REPROCHAN algunos políticos a algunos medios de comunicación -no a todos, por supuesto, que siempre hubo clases- que a Rafael Gómez se le dé carta de veracidad suficiente como para levantar una polvareda como la generada desde el pasado fin de semana, cuando los compañeros de una televisión local tuvieron la suerte y el oficio de encontrarse con un material enormemente revelador. Dicen estos políticos que a Gómez habría que ponerle sordina porque todo lo que viene de su boca constituye, en realidad, una declaración a instancia de parte, contaminada por intereses electorales y empresariales, que es capaz de manchar vidas y haciendas.
Consideran estos políticos que la mejor forma de solventar el problema de una candidatura tan manchada por el populismo y por los intereses empresariales espurios sería la de mezclarla en una especie de silencio opaco. Gómez está bien para las noticias en las que se ponen de manifiesto sus bravuconadas, sus rarezas o su programa electoral de felicidad general y pisos a bajo coste. Gladiadores del desierto, sosio. Pero, amigo, cuando se aborda la Colecor, apague usted el micro y tápese las orejas, que se está hablando de asuntos de mayores.
Es evidente que el propietario de las naves de Colecor ha estado callado durante muchos meses, años, porque le interesaba. Y que ahora está hablando porque también cree que le conviene. Hasta ahí llegamos con nuestras cortas luces. Gómez ha venido presentando el asunto por capítulos, dando cada vez más información, citando nombres de forma más explícita hasta asegurar -boom- que estuvo reunido con la exalcaldesa y exconsejera, hoy ministra del Gobierno del Reino de España, Rosa Aguilar, para llevar a cabo una reducción de la multa que sería legalmente inviable y políticamente suicida para quien fuera el alcalde de Córdoba en ese momento. Ella lo ha negado a su manera afirmando que todo lo que se hizo en su momento fue legal.

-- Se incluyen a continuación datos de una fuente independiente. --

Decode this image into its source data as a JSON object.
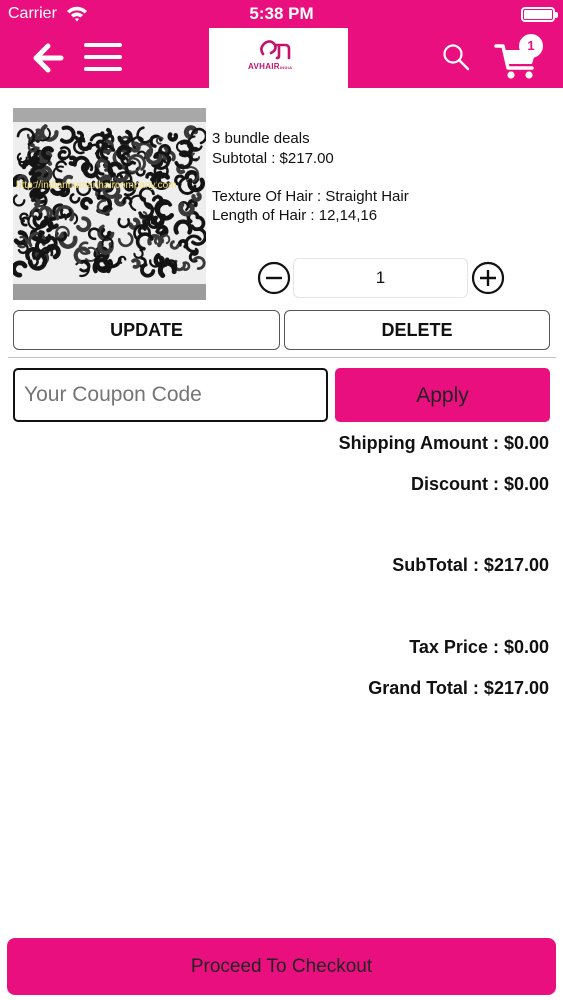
{
  "status_bar": {
    "carrier": "Carrier",
    "time": "5:38 PM"
  },
  "header": {
    "logo_text": "AVHAIR",
    "logo_sub": "INDIA",
    "cart_count": "1",
    "accent_color": "#ea0f7e"
  },
  "product": {
    "image_watermark": "http://indianhumanhaircompany.com",
    "name": "3 bundle deals",
    "subtotal": "Subtotal : $217.00",
    "texture": "Texture Of Hair : Straight Hair",
    "length": "Length of Hair : 12,14,16",
    "quantity": "1"
  },
  "actions": {
    "update": "UPDATE",
    "delete": "DELETE"
  },
  "coupon": {
    "placeholder": "Your Coupon Code",
    "apply": "Apply"
  },
  "summary": {
    "shipping": "Shipping Amount : $0.00",
    "discount": "Discount : $0.00",
    "subtotal": "SubTotal : $217.00",
    "tax": "Tax Price : $0.00",
    "grand_total": "Grand Total : $217.00"
  },
  "checkout": {
    "label": "Proceed To Checkout"
  }
}
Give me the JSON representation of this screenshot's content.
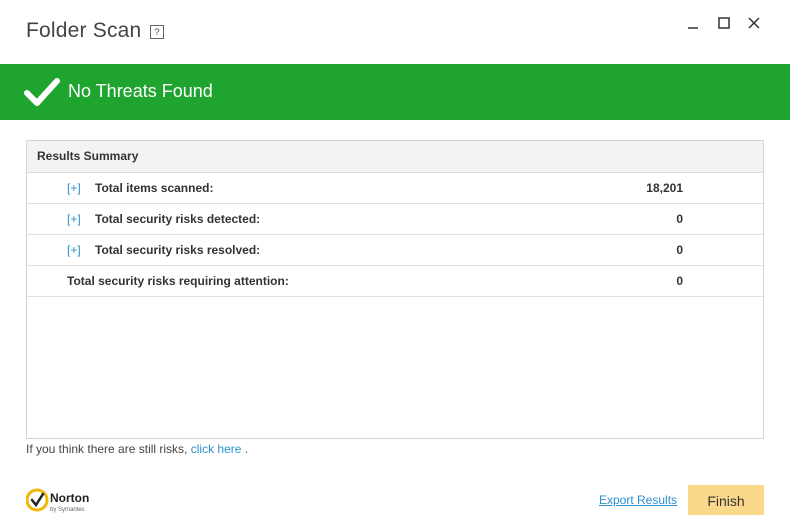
{
  "window": {
    "title": "Folder Scan",
    "help_label": "?",
    "controls": [
      "minimize-icon",
      "maximize-icon",
      "close-icon"
    ]
  },
  "banner": {
    "status": "No Threats Found",
    "icon": "checkmark-icon",
    "color": "#1ea42f"
  },
  "results": {
    "header": "Results Summary",
    "rows": [
      {
        "expander": "[+]",
        "label": "Total items scanned:",
        "value": "18,201"
      },
      {
        "expander": "[+]",
        "label": "Total security risks detected:",
        "value": "0"
      },
      {
        "expander": "[+]",
        "label": "Total security risks resolved:",
        "value": "0"
      },
      {
        "expander": "",
        "label": "Total security risks requiring attention:",
        "value": "0"
      }
    ]
  },
  "hint": {
    "prefix": "If you think there are still risks, ",
    "link": "click here",
    "suffix": "."
  },
  "logo": {
    "name": "Norton",
    "sub": "by Symantec"
  },
  "footer": {
    "export_label": "Export Results",
    "finish_label": "Finish",
    "finish_color": "#fbd98a"
  }
}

La credibilidad de Rafael Gómez es el argumento usado desde Izquierda Unida y el PSOE para desmontar una versión que si puede ser veraz lo es por los acontecimientos de los últimos años. El candidato de Unión Cordobesa parece no ser lo suficientemente fetén para contar su parte del asunto aunque sea público y notorio que, aún después de sus múltiples vicisitudes legales, siguió entrando de los despachos oficiales como Pedro por su casa gracias a los buenos oficios de su relaciones públicas, Rafael Rodríguez Aparicio, gerente de la asociación de joyeros y hombre con buenas conexiones en la política cordobesa. Y siguió entrando en las instituciones que conocemos, porque se ha publicado, y en algunas que no conocemos tanto.
Colecor ha sido desde su germen un asunto en el que los políticos iban por detrás -o al lado- de los intereses privados. Cualquier observador que haya seguido el proceso puede sacar la conclusión de que Gómez nunca ha sido un sancionado al uso, por muy alta que fuera la multa. La disciplina urbanística, como la tributaria, tiene una fuerza coercitiva del Estado que, aquí, no ha existido porque se ha funcionado siempre con el freno de mano echado. Algunos funcionarios con conocimiento directo sobre la gestión de la multa tienen, por ejemplo, espléndidos relatos sobre la materia. Gómez no ha sido el apestado que ahora vende una parte de la política sino un peligro potencial que, antes o después, daría la cara. Había, en suma, un interés generalizado por evitar eso. ¿Credibilidad? La misma que muchos actores políticos le han querido dar.
Y mucha hipocresía es la que hay. En IU, a pesar de las quejas de boquilla y de los lamentos, están encantados porque el propietario de las estatuas de los 55 ilustres cordobeses ha empezado a señalar a la exalcaldesa ahora que no tienen que sacar la cara por ella y que estaba apoyando al aspirante socialista, Juan Pablo Durán. El regidor y candidato de IU, Andrés Ocaña, sabe de sobra, porque es perro viejo, que llegado el momento no es él la pieza a batir en esta montería electoral.